Sunday, March 8, 2020

Have you felt like giving up lately?

10% of the world's population is now under quarantine. All because of someone's lunch in Wuhan. 

Life was good.


I don't know anyone who has been handed only roses. We all encounter traumatic experiences. Some we see coming; others take us by surprise. It can be as tragic as the sudden death of a child; as heartbreaking as a relationship that unravels, or as disappointing as a dream that goes unfulfilled.The question is: When these things happen, what do we do next? 



And so began the rest of my life. It was a life I never would have chosen, a life I was completely unprepared for. The unimaginable.

We cannot put up with something just because the person doing it is our father, mother, brother, spouse or boss. We cannot tolerate everything. We cannot tolerate psychological abuse.

Fear is the mother of all negative emotions. Fear of aging...of rejection...of losing all that you have built...or (fill in the blank) can play intermittently in your head, degrading freedom. Throughout history, people have consistently tried to gain power, personal and professional, by instilling fear in others. Sad to say, it's a ploy that predictably works.
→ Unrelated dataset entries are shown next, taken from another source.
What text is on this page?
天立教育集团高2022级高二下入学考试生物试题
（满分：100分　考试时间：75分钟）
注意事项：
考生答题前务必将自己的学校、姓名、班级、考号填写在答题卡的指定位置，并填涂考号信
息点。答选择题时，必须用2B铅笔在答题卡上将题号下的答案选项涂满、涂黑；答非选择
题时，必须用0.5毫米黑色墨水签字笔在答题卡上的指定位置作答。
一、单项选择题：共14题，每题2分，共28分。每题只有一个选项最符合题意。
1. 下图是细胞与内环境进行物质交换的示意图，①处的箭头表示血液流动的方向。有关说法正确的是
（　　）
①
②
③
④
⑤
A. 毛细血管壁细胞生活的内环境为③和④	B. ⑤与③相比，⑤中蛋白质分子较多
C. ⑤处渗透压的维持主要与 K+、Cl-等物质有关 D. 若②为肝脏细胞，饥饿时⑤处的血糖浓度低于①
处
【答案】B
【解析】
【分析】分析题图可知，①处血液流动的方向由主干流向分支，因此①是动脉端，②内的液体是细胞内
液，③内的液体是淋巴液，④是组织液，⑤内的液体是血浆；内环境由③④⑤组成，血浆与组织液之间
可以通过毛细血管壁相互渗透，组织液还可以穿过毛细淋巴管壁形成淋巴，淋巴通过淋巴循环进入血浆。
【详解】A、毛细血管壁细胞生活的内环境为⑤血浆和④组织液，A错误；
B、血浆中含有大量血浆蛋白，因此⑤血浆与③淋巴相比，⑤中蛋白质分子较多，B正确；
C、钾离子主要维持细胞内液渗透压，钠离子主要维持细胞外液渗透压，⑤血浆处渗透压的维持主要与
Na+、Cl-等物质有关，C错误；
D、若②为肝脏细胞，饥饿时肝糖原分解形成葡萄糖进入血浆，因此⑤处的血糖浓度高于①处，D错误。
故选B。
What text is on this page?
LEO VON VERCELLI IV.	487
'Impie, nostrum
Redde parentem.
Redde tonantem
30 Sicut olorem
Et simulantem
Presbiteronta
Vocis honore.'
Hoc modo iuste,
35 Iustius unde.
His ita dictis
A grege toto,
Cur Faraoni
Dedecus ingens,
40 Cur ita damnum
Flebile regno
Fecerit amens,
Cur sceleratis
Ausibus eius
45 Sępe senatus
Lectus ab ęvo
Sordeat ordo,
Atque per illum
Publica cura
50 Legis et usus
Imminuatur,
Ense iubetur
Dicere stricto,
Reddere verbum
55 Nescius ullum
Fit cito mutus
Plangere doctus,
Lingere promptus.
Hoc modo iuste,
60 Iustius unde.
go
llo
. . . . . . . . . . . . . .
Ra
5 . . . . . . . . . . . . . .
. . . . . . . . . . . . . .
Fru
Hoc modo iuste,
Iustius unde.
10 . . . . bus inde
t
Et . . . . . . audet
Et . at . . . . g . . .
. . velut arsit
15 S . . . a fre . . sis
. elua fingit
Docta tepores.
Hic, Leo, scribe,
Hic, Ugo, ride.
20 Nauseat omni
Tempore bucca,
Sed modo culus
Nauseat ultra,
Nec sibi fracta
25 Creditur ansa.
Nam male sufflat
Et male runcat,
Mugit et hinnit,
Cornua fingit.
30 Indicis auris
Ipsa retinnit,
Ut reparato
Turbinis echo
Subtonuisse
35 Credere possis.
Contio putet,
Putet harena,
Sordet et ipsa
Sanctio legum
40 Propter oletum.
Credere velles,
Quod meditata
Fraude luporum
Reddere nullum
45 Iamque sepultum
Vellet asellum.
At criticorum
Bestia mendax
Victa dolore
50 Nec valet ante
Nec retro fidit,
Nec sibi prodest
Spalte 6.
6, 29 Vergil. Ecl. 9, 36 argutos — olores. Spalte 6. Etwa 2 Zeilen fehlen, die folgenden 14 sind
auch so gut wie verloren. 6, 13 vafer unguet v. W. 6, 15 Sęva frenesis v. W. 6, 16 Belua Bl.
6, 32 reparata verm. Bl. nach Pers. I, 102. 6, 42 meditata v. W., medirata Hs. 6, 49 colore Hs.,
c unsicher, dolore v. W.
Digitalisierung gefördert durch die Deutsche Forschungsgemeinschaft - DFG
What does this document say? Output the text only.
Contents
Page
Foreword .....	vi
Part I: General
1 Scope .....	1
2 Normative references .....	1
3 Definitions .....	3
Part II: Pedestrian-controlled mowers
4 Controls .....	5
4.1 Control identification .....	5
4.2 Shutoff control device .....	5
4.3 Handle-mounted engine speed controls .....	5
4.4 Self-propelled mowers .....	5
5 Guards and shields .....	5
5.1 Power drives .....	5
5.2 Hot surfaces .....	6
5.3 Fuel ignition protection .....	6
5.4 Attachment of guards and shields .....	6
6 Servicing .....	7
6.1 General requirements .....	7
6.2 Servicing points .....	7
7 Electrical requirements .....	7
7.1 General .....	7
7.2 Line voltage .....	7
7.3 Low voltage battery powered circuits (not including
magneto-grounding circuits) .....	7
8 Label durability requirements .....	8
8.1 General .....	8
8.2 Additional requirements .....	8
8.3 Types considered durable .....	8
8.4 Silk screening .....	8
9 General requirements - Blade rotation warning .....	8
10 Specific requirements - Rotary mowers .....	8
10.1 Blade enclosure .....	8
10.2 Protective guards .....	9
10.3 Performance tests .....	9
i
One of the  worst after effects of psychological abuse is the feeling of guilt. The ruthless abuser (whether it's parent, partner or boss) doesn't care in the slightest about your suffering, and also knows that by blaming you, they are multiplying the devastating effects of their toxicity. Everything, absolutely every bad thing that happens is the fault of the victim; the abuser manage to construct the most outlandish arguments when there is no argument to be made.  Another of the changes that an abuser seeks in their victim is to create insecurity. Sometimes during the most vulnerable times of your life, people made you believe that you weren't capable, that you couldn't do things, that you didn't know how to, and that you were worthless.  They ignored you, overlooked your achievements and punished you and that has wrecked havoc with your self-esteem. Likewise the abuser will isolate you, little by little, subtly, discreetly from your environment. Your abuser won't like your friends, your activities or your interests. They will absorb you with their aches and pains and needs and before you realise it, you will have already fallen into their trap.



To know something that I hadn't known before meant I could never "unknow" it and somehow this struck me very forcefully. In my mind I was in free fall, tumbling into an unimaginable place. Terrified in a way that I had never before experienced, the magnitude of my helplessness suddenly hit home. The reality of the rest of my life was in that reflection and I just didn't know how I was going to go on.


Will God ever answer my prayer? Have you ever asked that question? Is there one special matter you have been praying about for a long time, with no apparent answer in sight? Do you need a financial miracle in your life? Do you want a loved one to return for a reconciliation? Is there someone you love, who is at death's door? Are there times when you wonder if the answer will ever come? 

All kinds of weird thoughts and dreams would flash in what little sleep I could get and throughout the fractured night I would try to focus on the next day. 

I thought: If I can get out of this, I will never take anything for granted ever again. 

Traumatic though it was, I had to confront the reality of my changing life. I knew there was no going back and I was going to have to be as mentally tough as I could possibly be. I had to adapt and accept. 

You might be struck by an illness or a sudden change in circumstances and find yourself getting through the days by dealing with the practicalities, but if your mind is only focused on hoping things will get better or denying the inevitable outcome, you will soon hit a brick wall. When I realised the extent and severity of what had happened; realising I couldn't go any lower, I decided the only way to regain any sort of life was to turn my back on that darkness and move towards the light. I've had to learn a very different way of living and everything I do is about adapting. 

There is no point dwelling on what might or could have been. The past has happened and cannot be changed; it can only be accepted. Life is much simpler when you always look at what you can do, not what you can't do.


I was aware that even at this deepest dark moment of my life, I could find things funny, drawing my strength from those around me. This has taught me so much - that with the love and care of others, whoever they are, you can face darkness and look through to the other side. It made me realise even more how much the support of others was imperative to my fragile life.

To extend  friendship, to sustain others during dark times, is the very best of human nature. It is the endless, bottomless emotional support we give - during their dark days, that will get them through.